Sunday, June 29, 2008
Duck with Fruit Ravioli and Red Wine Reduction
My friend Catherine wrote me with a strange ingredient; her and her mother love duck and needed a recipe. They had previously made a whole duck and were disappointed at how much it shrunk during cooking. So they thought they would try duck breast this time.
I'm excited to make a recipe for them, I love duck as well and haven't worked with it in a while. One of the keys to cooking duck breast is is to cook it slowly, skin side down so that you render the fat....essentially you are cooking down that layer of fatty skin and then turning it crispy. If you cook this too fast you'll end up with that chewy or slimy-like texture that keeps many people from eating duck. As with any meat, always remember to let it rest for at least 5 minutes after taking it off the heat before you cut into it. This will help all the juices redistribute and stay within the meat and keep it moist.
The other part of this meal is the fruit ravioli. Cherries go so well with duck and with it being summertime, I didn't want a heavy side dish, which ravioli tends to be. So I created a fruit compote filling which is fun, light and real tasty with the duck! The use of Wanton wrappers instead of pasta dough makes it really easy to put these raviolis together - so you have no excuse not to try these! You can make these ahead of time too, so the timing is easier. Cat -I hope you like this dinner - let me know how it works out! Treat yourself to a special dinner tonight - you're worth it and deserve to be fat and happy!
Duck with red wine reduction
2 duck breast
Season the skin side of the duck with salt and pepper, then place in a pan over medium low heat, skin side down. This is going to cook for around 15 minutes, periodically pour off the fat as it starts to gather in the pan. The skin should be looking dark and crispy. Then you will flip the breast over and cook them with skin side up for 2 to 5 minutes, depending on your taste. I like my meat more on the rare side so I only cooked them for about 2 minutes at this point. Season with salt and pepper. Leave them in longer if you like your more done. Don't cook too long or the will get dry!
Take the breasts out of the pan and set aside, loosely cover with tin foil. Empty any grease in the pan. Now add 1/2 to 1 cup of red wine to the pan and place over medium high heat. Let that simmer until it begins to thicken. (if you're making the ravioli - add them to boiling water at this point, they only take a second to cook) Whisk in 1 tablespoon of butter and your sauce is complete- it's that easy!
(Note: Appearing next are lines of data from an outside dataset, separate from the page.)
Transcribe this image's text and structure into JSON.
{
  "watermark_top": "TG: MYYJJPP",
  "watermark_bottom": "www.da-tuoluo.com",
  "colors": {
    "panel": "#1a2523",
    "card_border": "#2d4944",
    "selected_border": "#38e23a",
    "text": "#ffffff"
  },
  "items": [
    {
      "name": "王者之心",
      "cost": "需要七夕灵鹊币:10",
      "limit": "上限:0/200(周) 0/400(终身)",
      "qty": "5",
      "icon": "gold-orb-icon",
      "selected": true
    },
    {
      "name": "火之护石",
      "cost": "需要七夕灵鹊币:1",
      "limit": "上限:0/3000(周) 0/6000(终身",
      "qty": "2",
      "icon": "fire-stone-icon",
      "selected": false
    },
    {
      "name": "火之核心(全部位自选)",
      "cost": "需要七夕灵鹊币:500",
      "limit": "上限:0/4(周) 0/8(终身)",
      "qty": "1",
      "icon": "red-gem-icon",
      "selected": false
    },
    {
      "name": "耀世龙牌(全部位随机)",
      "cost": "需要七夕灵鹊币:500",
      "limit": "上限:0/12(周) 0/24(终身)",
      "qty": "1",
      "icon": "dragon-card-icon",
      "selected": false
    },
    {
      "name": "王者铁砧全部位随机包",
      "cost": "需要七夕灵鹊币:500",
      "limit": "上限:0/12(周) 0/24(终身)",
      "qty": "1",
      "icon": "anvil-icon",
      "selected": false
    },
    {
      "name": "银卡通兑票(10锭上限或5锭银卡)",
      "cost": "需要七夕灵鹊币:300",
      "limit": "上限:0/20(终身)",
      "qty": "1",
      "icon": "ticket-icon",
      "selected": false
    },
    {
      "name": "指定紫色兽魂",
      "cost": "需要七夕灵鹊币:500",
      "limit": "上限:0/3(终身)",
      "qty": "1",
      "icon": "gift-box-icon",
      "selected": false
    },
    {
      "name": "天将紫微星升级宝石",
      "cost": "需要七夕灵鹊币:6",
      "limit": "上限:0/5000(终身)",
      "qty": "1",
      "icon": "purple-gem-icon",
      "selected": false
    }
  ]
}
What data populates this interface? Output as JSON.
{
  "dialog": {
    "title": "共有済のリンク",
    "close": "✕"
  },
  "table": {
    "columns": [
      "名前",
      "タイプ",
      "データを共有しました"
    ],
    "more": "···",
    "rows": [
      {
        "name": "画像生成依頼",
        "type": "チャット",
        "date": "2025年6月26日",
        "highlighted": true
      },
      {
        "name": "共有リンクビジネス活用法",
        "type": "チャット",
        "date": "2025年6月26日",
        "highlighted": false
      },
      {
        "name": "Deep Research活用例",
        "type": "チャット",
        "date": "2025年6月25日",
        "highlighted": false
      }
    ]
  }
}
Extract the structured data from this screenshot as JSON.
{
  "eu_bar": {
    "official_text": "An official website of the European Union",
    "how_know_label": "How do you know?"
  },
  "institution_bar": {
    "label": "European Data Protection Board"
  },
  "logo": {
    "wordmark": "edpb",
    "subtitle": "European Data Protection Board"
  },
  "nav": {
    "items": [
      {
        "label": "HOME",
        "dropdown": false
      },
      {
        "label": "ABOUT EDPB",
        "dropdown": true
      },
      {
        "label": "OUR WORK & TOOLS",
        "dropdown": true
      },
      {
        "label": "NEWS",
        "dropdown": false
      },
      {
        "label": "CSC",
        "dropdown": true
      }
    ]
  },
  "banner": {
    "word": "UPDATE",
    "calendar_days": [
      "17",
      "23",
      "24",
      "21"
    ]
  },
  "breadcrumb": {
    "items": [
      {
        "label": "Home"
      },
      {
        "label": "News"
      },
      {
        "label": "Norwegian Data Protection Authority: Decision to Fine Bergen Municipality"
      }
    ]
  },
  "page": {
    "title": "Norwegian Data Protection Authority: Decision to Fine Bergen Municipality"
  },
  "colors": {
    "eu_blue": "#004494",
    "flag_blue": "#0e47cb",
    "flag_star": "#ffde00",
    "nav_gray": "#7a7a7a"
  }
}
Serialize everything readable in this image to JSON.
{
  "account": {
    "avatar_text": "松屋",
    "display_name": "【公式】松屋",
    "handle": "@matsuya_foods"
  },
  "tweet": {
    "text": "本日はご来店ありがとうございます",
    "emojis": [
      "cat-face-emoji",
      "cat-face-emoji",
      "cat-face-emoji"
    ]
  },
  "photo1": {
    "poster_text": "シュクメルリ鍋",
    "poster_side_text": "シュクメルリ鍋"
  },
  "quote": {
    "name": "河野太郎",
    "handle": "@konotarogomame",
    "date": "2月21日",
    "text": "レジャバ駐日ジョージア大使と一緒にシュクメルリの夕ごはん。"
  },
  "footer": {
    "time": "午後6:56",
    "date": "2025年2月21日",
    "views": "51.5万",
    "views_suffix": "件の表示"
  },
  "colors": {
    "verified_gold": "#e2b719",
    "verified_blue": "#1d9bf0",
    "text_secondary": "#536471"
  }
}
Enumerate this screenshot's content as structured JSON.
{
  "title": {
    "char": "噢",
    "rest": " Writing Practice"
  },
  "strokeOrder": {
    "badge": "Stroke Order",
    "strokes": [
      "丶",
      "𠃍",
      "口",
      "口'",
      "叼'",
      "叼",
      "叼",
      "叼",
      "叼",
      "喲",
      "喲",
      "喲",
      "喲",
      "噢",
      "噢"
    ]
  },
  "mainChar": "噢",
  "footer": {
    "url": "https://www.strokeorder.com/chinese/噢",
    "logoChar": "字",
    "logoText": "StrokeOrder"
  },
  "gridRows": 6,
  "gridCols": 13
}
Pour over the duck and enjoy! If you want to make the sauce more cherry -like, you can substitute port for the wine, which will give you a deeper, richer sauce, or add some chopped cherries to your wine while it's reducing.
Toast 1/4 cup pine nuts
Sautee in a drizzle of olive oil and a pat of butter until slightly tender:
1/2 cup white sweet onion (chopped small)
1/2 cup celery (chopped small)
2 thin slices of prosciutto (chopped)
1/2 cup of raddichio lettuce (chopped small)
add in and continue to sautee for 6 minutes:
1 cup of chopped cherries
1/4 cup chopped dried cherries
black pepper (just a few turns on the pepper grinder)
sprinkling of fresh chopped parsley
Take off the heat, add in:
1/2 cup chopped pear (skin off)
1/4 cup of grated or chopped squares of Manchego cheese
That's the filling. Now we just need to assemble the ravioli. And there are two options here - make open ravioli or closed. The pictures above show each version; the difference is the closed ravioli you can make ahead of time. The open is assembled moments before serving. While many people think the closed ravioli is daunting, I think it's easier because with the open version you need to work with hot noodles. But I think the open is a pretty presentation.
Add wanton squares to boiling water, they only need a minute to cook and will float when done. Drain. Place one square on your plate, add a scoop of the cherry filling, top with another wanton square. Top with toasted pine nuts and Manchego cheese, and a drizzle of the red wine reduction.
Layout the wanton squares, one for the bottom and one for the top. Place a scoop of cherry filling on one square, top the filling with Manchego cheese. Dip your fingers in water, and run them along the outside of the square - now place the top square on the bottom and press all the edges together. I like to also fork all the edges to ensure they are sealed. Simply take a fork and press along all the edges with the end of the fork. Place these in boiling water - again they only take a minute to cook and will float when done. Drain, place on your plate and top with toasted pine nuts and a drizzle of the red wine reduction.